Tatsiana Shchurko on the War in Ukraine, Entangled Imperialisms, and Transnational Feminist Solidarity, via LeftEast (May 2, 2022): “[An] uneven knowledge production and the many implications of the war against Ukraine reveal the dire need to develop a feminist anti-capitalist critique of multiple imperialisms. This language should grow from within the occupied and suppressed communities of Eastern Europe and Eurasia. An anti-imperialist and anti-capitalist feminist positionality grasps that the local is part of a global in an effort to build transnational connections of mutual aid and support against state and corporate violence. For example, statements of solidarity with Ukraine expressed by the International Committee of Indigenous Peoples of Russia and Native American communities along with the anti-war feminist march in Bishkek (Kyrgyzstan) on March 8, 2022, pointing out that the war in Ukraine should be of concern for a broad transnational community, may serve as instrumental examples of alternative anti-capitalist and anti-imperialist solidarities that stretch beyond state regulations and macro-politics and foreground decolonial perspectives, necessary in addressing entanglements of multiple imperialisms. Such solidarities also bring to light hidden interconnections of the past that allowed for distant communities to survive and support each other against the violence of imperialist intervention and its attendant capitalist exploitation. Thus, the march in Bishkek reminds of the socialist roots of the International Women’s Day to call for internationalist, intersectional, class solidarity against imperialism and militarism.”
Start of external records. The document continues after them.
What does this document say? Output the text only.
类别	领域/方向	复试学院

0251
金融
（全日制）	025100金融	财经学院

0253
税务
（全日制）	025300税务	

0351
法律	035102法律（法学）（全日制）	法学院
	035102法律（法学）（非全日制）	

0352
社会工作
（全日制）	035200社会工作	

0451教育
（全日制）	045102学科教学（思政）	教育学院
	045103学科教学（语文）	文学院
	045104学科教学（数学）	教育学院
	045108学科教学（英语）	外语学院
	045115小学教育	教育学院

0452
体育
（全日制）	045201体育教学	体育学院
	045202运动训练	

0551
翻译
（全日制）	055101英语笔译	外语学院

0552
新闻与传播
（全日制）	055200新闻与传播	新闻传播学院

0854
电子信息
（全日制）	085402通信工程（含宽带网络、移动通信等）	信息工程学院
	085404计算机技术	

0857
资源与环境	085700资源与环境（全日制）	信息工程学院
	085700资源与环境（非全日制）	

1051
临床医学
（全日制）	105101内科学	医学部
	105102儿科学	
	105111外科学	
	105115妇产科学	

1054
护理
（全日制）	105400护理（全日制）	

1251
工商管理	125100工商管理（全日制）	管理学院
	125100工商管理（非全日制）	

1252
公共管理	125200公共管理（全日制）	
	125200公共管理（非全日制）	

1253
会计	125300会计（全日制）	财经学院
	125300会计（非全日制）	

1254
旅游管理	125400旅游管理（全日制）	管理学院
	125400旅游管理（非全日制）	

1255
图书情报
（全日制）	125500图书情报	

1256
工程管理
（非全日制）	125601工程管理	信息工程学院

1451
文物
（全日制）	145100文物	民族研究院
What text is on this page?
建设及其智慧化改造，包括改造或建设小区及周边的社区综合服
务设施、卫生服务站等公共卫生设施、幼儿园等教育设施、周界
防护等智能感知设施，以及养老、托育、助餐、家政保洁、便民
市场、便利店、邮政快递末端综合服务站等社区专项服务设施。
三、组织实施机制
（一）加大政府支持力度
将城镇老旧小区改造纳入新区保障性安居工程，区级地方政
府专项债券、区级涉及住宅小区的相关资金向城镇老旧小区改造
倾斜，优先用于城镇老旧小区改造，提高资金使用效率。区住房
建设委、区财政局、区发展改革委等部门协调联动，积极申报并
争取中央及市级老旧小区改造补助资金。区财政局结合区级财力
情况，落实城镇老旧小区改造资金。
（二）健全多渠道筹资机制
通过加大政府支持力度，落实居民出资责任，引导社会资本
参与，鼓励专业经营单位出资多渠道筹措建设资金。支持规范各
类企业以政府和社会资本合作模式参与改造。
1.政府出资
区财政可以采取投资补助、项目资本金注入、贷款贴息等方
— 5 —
Vasyl Cherepanyn on that “It’ll take more than tanks to ease Germany’s guilt” (via Politico): “Since the Soviet Union’s collapse, Germany has been imposing neocolonial optics on its Eastern European ‘peripheries,’ and on the post-Soviet space in particular, where Ukraine was long considered a gray buffer zone about which the EU was ‘deeply concerned.’ Germany didn’t bother itself much with differentiating between former Soviet countries’ pasts. Even until recently, any Ukrainian agenda in Germany was often ‘balanced’ with a Russian perspective, so as to not exclude the latter by any means.”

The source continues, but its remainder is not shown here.